Daran ist Deutschlands prominenteste Protestantin Margot Käßmann haarscharf vorbeigeschrammt. Ab 1,6 Promille am Steuer müssen nach Auskunft der Stadt Hannover Autofahrer routinemäßig die Medizinisch-Psychologische Untersuchung (MPU) absolvieren, um den Führerschein zurückzubekommen. Die Ratsvorsitzende der Evangelischen Kirche in Deutschland (EKD) und hannoversche Landesbischöfin Käßmann aber hatte laut Blutprobe 1,54 Promille, als sie auf der Rückkehr von einer privaten Feier in der Nacht zum Sonntag von der Polizei nach einem Rotlichtverstoß gestoppt wurde.
Völlig offen war gestern die Frage persönlicher Konsequenzen für die 51-Jährige. Der Hamburger Pfarrer und Leiter der konservativen Konferenz Bekennender Gemeinschaften, Ulrich Rüß, sagte: "Für sie als Person und was ihre Ämter als Bischöfin und Ratsvorsitzende betrifft, ist das wirklich schlimm. Sie ist natürlich besonders gefragt in ihrer Vorbildfunktion und Verantwortung. Aber die Konsequenz, die sie zieht, muss ihre Sache sein." Jede Häme und jedes vorzeitige Richten sei unangebracht.
Der Wittenberger Theologe Friedrich Schorlemmer verwies auf den Druck, unter dem Käßmann als oberste Repräsentantin der 25 Millionen Protestanten steht : "Das ist ein Blackout, der leider immer wieder Leuten passiert, die in öffentlichen Ämtern unter Dauerstress stehen." Er riet Käßmann, offen zu ihrer Verfehlung zu stehen.
Erst im Oktober vergangenen Jahres war Käßmann an die Spitze der EKD gewählt worden, seit 1999 ist sie Bischöfin der Landeskirche Hannover. Mit ihrer Scheidung machte die vierfache Mutter 2007 Schlagzeilen genau wie zum Jahreswechsel mit ihrer klaren Stellungnahme gegen die fortdauernde Beteiligung deutscher Soldaten am Krieg in Afghanistan.

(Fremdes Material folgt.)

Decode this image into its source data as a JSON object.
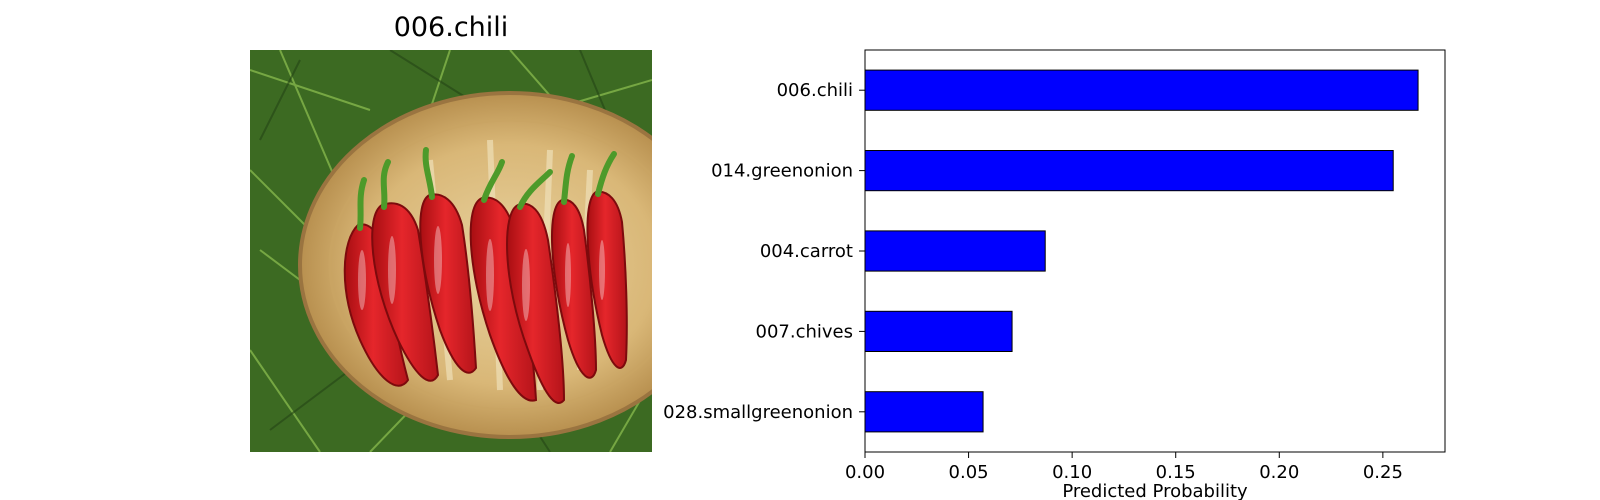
{
  "image_panel": {
    "title": "006.chili",
    "photo_icon": "red-chili-peppers-in-basket-photo"
  },
  "chart_data": {
    "type": "bar",
    "orientation": "horizontal",
    "categories": [
      "006.chili",
      "014.greenonion",
      "004.carrot",
      "007.chives",
      "028.smallgreenonion"
    ],
    "values": [
      0.267,
      0.255,
      0.087,
      0.071,
      0.057
    ],
    "xlabel": "Predicted Probability",
    "ylabel": "",
    "xlim": [
      0,
      0.28
    ],
    "xticks": [
      0,
      0.05,
      0.1,
      0.15,
      0.2,
      0.25
    ],
    "xtick_labels": [
      "0.00",
      "0.05",
      "0.10",
      "0.15",
      "0.20",
      "0.25"
    ],
    "grid": false,
    "bar_color": "#0000ff",
    "edge_color": "#000000"
  }
}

Unterwegs war die Bischöfin in der Nacht zum Sonntag mit ihrem Dienstfahrzeug, einem VW Phaeton. Sie hätte, wie ein Sprecher der Landeskirche gestern einräumte, auch einen Fahrer bestellen können: "Aber der hat auch irgendwann mal Feierabend." In der Landeskirche droht ihr lediglich eine Rüge, ein Disziplinarverfahren, so der Sprecher, wird bei solchen Verstößen gegen Pastoren nicht mehr eingeleitet. Als Ratsvorsitzende ist Käßmann auf sechs Jahre gewählt und als Landesbischöfin bis zur Pensionierung mit 65 Jahren.